We absolutely meant to communicate the real-life histories that tell us that Christians have used their texts for literally nearly every year Christianity has existed to conquer, oppress, and in many cases, kill non-Christians. Is that the only thing Christians have done? No. Does it sound a little like that on our episode? Yeah, a little bit. So, yeah, we’d revise that section to add the nuance we’re normally really attune to, and that we shorthanded for all sorts of reasons—including how we’ve already done this history, theory, and work elsewhere in the pod.
PART THE THIRD: REFLECTIONS
Uncharacteristically, Ilyse showed a tender side and asked Megan to play “rose, thorn, bud” with her about this season.
If you don’t know this way of tricking children and adults like Ilyse into sharing feelings, you’re in for a treat.
Between the two of us, Megan and Ilyse decided that Season 3 looked like:
Rose (the lovely, fragrant bits): smart people (Drs. Singh, Butler, Patel, Olomi) came to talk with us about smart things (public scholarship; white Christian racism; Christianity and magic; Islam, astrology, and jinn) and making a podcast with your BFFAEAE makes work fun, even if it is a boatload of work.
Thorn (the spiky, uncomfortable bits): we made 34 on-topic thematic episodes and 2 minis odes and of those 36 things, 32 were made during a pandemic, while we did other work and while Ilyse had little childcare. We are inordinately tired and felt like Season 3 wasn’t as joyful for us as we would have liked.
Bud (the potential rose, the thing with promise): TAKING A GOSH DARN NAP OR SEVEN. We are both looking forward to a short break from the podcast so we can come back with fresh eyes and ideas.
So, what’s next?!
We are thrilled to say that Ilyse will be a UVM Public Humanities Fellow, which will provide material support for Seasons 4 and 5—which are absolutely in process.
Season 4 will start in August 2021 and will tackle the World Religions Syllabus We Love To Hate.

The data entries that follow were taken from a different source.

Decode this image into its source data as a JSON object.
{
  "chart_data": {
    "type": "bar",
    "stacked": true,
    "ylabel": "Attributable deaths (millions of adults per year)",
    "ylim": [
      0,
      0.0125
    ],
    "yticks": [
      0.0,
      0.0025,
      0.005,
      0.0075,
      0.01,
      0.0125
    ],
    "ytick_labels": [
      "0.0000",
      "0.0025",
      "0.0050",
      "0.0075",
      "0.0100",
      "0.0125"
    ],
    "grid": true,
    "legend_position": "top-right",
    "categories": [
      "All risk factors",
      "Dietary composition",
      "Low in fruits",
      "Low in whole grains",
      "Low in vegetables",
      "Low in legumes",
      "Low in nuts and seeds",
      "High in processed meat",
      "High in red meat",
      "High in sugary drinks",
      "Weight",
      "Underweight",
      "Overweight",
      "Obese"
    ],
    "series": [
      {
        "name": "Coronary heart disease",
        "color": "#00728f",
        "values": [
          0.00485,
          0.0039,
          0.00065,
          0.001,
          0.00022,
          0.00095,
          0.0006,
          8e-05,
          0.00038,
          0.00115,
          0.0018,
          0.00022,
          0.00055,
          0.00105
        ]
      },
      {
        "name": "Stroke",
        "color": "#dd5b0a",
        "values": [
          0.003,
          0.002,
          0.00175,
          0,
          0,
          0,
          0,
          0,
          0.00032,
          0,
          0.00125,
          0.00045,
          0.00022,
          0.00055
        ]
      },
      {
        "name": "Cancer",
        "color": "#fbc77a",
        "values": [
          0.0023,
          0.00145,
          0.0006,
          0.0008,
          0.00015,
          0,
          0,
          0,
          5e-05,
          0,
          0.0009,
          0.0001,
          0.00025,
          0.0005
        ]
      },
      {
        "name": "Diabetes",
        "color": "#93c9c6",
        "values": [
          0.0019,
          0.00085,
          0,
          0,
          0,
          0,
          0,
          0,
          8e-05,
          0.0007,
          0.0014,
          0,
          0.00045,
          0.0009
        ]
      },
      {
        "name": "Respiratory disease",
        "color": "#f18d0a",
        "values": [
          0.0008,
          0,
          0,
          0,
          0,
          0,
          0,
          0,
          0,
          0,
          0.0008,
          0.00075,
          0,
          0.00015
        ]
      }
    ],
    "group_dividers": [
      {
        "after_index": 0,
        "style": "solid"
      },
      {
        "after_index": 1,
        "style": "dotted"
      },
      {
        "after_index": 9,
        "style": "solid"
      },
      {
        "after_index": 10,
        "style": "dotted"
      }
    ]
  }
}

Season 5 will start in January 2022 and we’re not entirely sure what it’ll be. Ask Us Anything: Religion? Topics We Wish Would Go Away? Tell us what you think it should be!
Primary Sources!
(the segment where we talk about how the episode’s themes affect us, as humans, because the “I” matters)
We continued to riff on Hunt’s “together, we are a genius” in Primary Sources this week and also what we hope a break looks like, since some of us (uh, both of us) have no idea what not-working means.
Homework!
(that’s right, nerds, there’s always more to learn)
Just kidding! It’s summer break! No more teachers, no more books!
Megan asks, as always, that you hydrate and sunblock up. Reapply, people!
Ilyse asks that if/when you see her on the internet “taking a break” by “actively doing work and work-adjacent things” to admonish her thoroughly. If you have TV and fiction recs, she’ll take them, gladly.